We report a series of 111 consecutive patients with treatment-sensitive relapsed and/or treatment-refractory Hodgkin's lymphoma who achieved complete (positron emission tomography-negative group) or partial remission (positron emission tomography-positive group) at positron emission tomography evaluation after salvage chemotherapy and who underwent single or tandem autologous stem cell transplantation.

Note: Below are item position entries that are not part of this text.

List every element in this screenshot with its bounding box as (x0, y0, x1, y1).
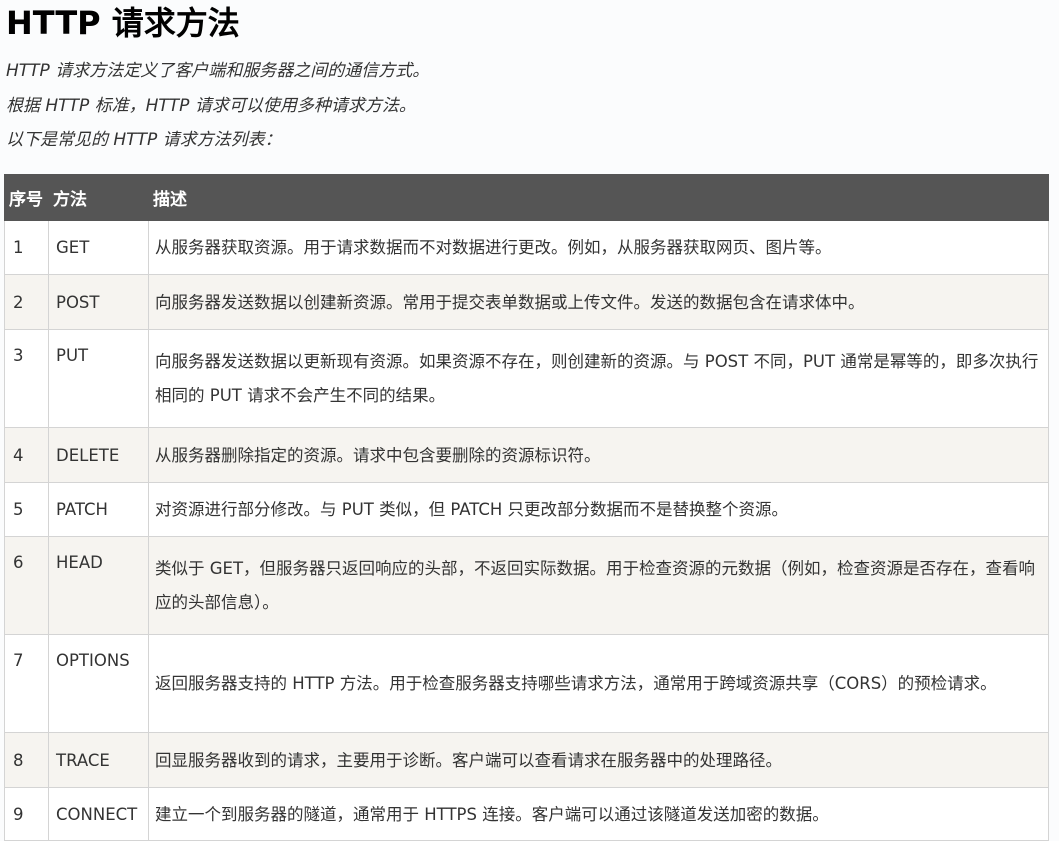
table-row: 8 TRACE 回显服务器收到的请求，主要用于诊断。客户端可以查看请求在服务器中… (4, 732, 1049, 788)
row-description: 建立一个到服务器的隧道，通常用于 HTTPS 连接。客户端可以通过该隧道发送加密… (148, 787, 1049, 841)
table-row: 6 HEAD 类似于 GET，但服务器只返回响应的头部，不返回实际数据。用于检查… (4, 536, 1049, 635)
http-methods-table: 序号 方法 描述 1 GET 从服务器获取资源。用于请求数据而不对数据进行更改。… (4, 174, 1049, 841)
article: HTTP 请求方法 HTTP 请求方法定义了客户端和服务器之间的通信方式。 根据… (0, 0, 1059, 841)
row-description: 向服务器发送数据以创建新资源。常用于提交表单数据或上传文件。发送的数据包含在请求… (148, 274, 1049, 330)
row-description: 向服务器发送数据以更新现有资源。如果资源不存在，则创建新的资源。与 POST 不… (148, 329, 1049, 428)
row-method: POST (48, 274, 149, 330)
table-header-row: 序号 方法 描述 (4, 174, 1049, 221)
row-method: GET (48, 220, 149, 275)
row-description: 返回服务器支持的 HTTP 方法。用于检查服务器支持哪些请求方法，通常用于跨域资… (148, 634, 1049, 733)
table-row: 2 POST 向服务器发送数据以创建新资源。常用于提交表单数据或上传文件。发送的… (4, 274, 1049, 330)
intro-paragraph-1: HTTP 请求方法定义了客户端和服务器之间的通信方式。 (6, 61, 430, 81)
table-row: 4 DELETE 从服务器删除指定的资源。请求中包含要删除的资源标识符。 (4, 427, 1049, 483)
row-description: 回显服务器收到的请求，主要用于诊断。客户端可以查看请求在服务器中的处理路径。 (148, 732, 1049, 788)
row-index: 1 (4, 220, 49, 275)
page-title: HTTP 请求方法 (6, 4, 240, 42)
row-description: 对资源进行部分修改。与 PUT 类似，但 PATCH 只更改部分数据而不是替换整… (148, 482, 1049, 537)
table-row: 3 PUT 向服务器发送数据以更新现有资源。如果资源不存在，则创建新的资源。与 … (4, 329, 1049, 428)
header-description: 描述 (148, 174, 1049, 221)
row-method: TRACE (48, 732, 149, 788)
row-method: HEAD (48, 536, 149, 635)
row-index: 9 (4, 787, 49, 841)
row-index: 5 (4, 482, 49, 537)
table-row: 9 CONNECT 建立一个到服务器的隧道，通常用于 HTTPS 连接。客户端可… (4, 787, 1049, 841)
row-index: 4 (4, 427, 49, 483)
table-row: 7 OPTIONS 返回服务器支持的 HTTP 方法。用于检查服务器支持哪些请求… (4, 634, 1049, 733)
row-method: PATCH (48, 482, 149, 537)
header-method: 方法 (48, 174, 149, 221)
row-index: 2 (4, 274, 49, 330)
row-index: 8 (4, 732, 49, 788)
intro-paragraph-3: 以下是常见的 HTTP 请求方法列表： (6, 130, 282, 150)
row-method: OPTIONS (48, 634, 149, 733)
row-description: 从服务器删除指定的资源。请求中包含要删除的资源标识符。 (148, 427, 1049, 483)
row-description: 类似于 GET，但服务器只返回响应的头部，不返回实际数据。用于检查资源的元数据（… (148, 536, 1049, 635)
row-index: 3 (4, 329, 49, 428)
row-method: PUT (48, 329, 149, 428)
row-method: CONNECT (48, 787, 149, 841)
intro-paragraph-2: 根据 HTTP 标准，HTTP 请求可以使用多种请求方法。 (6, 96, 416, 116)
row-index: 7 (4, 634, 49, 733)
table-row: 5 PATCH 对资源进行部分修改。与 PUT 类似，但 PATCH 只更改部分… (4, 482, 1049, 537)
row-method: DELETE (48, 427, 149, 483)
table-row: 1 GET 从服务器获取资源。用于请求数据而不对数据进行更改。例如，从服务器获取… (4, 220, 1049, 275)
row-description: 从服务器获取资源。用于请求数据而不对数据进行更改。例如，从服务器获取网页、图片等… (148, 220, 1049, 275)
header-index: 序号 (4, 174, 49, 221)
row-index: 6 (4, 536, 49, 635)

Five-year overall and progression-free survival rates were 81% and 64%, respectively. There were significant differences in 5-year progression-free survival (79% versus 23%; P<0.001) and 5-year overall survival (90% versus 55%, P=0.001) between the positron emission tomography-negative and -positive groups, respectively. A complete response, as determined by positron emission tomography evaluation, after salvage therapy predicted significantly better 5-year overall survival rates in both intermediate (91% versus 50%; P=0.029) and unfavorable (89% versus 58%; P=0.026) risk subgroup analyses. In the positron emission tomography-positive subgroup, tandem transplantation improved 5-year progression-free survival from 0% (in the single transplantation group) to 43% (P=0.034). Multivariate analysis showed that positron emission tomography status (hazard ratio: 5.26 [2.57-10.73]) and tandem transplantation (hazard ratio: 0.39 [0.19-0.78]) but not risk factors at relapse (hazard ratio: 1.77 [0.80-3.92]) significantly influenced progression-free survival, while only tomography status significantly influenced overall survival (hazard ratio: 4.03 [1.38-11.75]).
In patients with relapsed/refractory Hodgkin's lymphoma responding to prior salvage therapy, positron emission tomography response at time of autologous stem cell transplantation favorably influences outcome and enables identification of patients requiring single or tandem transplantation.
高剂量化疗后自体干细胞移植是复发和/或难治性霍奇金淋巴瘤的标准治疗方法,尽管半数患者在移植后会复发。12 个月内复发、复发时的 Ann-Arbor 分期和先前照射野内的复发等预测因素通常用于识别预后不良的患者。最近,18-氟脱氧葡萄糖正电子发射断层扫描已成为提供预测结果信息的新方法。本研究的目的是确认挽救治疗后正电子发射断层扫描状态的预测价值,并比较复发和/或难治性霍奇金淋巴瘤患者接受单剂量与双剂量自体干细胞移植的效果。
我们报告了 111 例经治疗敏感的复发和/或治疗耐药的霍奇金淋巴瘤患者,他们在挽救性化疗后经正电子发射断层扫描评估达到完全缓解(正电子发射断层扫描阴性组)或部分缓解(正电子发射断层扫描阳性组),并接受了单剂量或双剂量自体干细胞移植。
5 年总生存率和无进展生存率分别为 81%和 64%。正电子发射断层扫描阴性组和阳性组的 5 年无进展生存率(79%比 23%;P<0.001)和 5 年总生存率(90%比 55%,P=0.001)差异均有统计学意义。挽救治疗后正电子发射断层扫描评估的完全缓解显著预测了中危(91%比 50%;P=0.029)和高危(89%比 58%;P=0.026)亚组的 5 年总生存率。在正电子发射断层扫描阳性组中,双剂量移植将无进展生存率从单剂量移植组的 0%提高到 43%(P=0.034)。多因素分析显示,正电子发射断层扫描状态(风险比:5.26[2.57-10.73])和双剂量移植(风险比:0.39[0.19-0.78])而非复发时的危险因素(风险比:1.77[0.80-3.92])显著影响无进展生存率,而只有正电子发射断层扫描状态显著影响总生存率(风险比:4.03[1.38-11.75])。
在对先前挽救性治疗有反应的复发/难治性霍奇金淋巴瘤患者中,自体干细胞移植时的正电子发射断层扫描反应对结局有利,并能识别需要单剂量或双剂量移植的患者。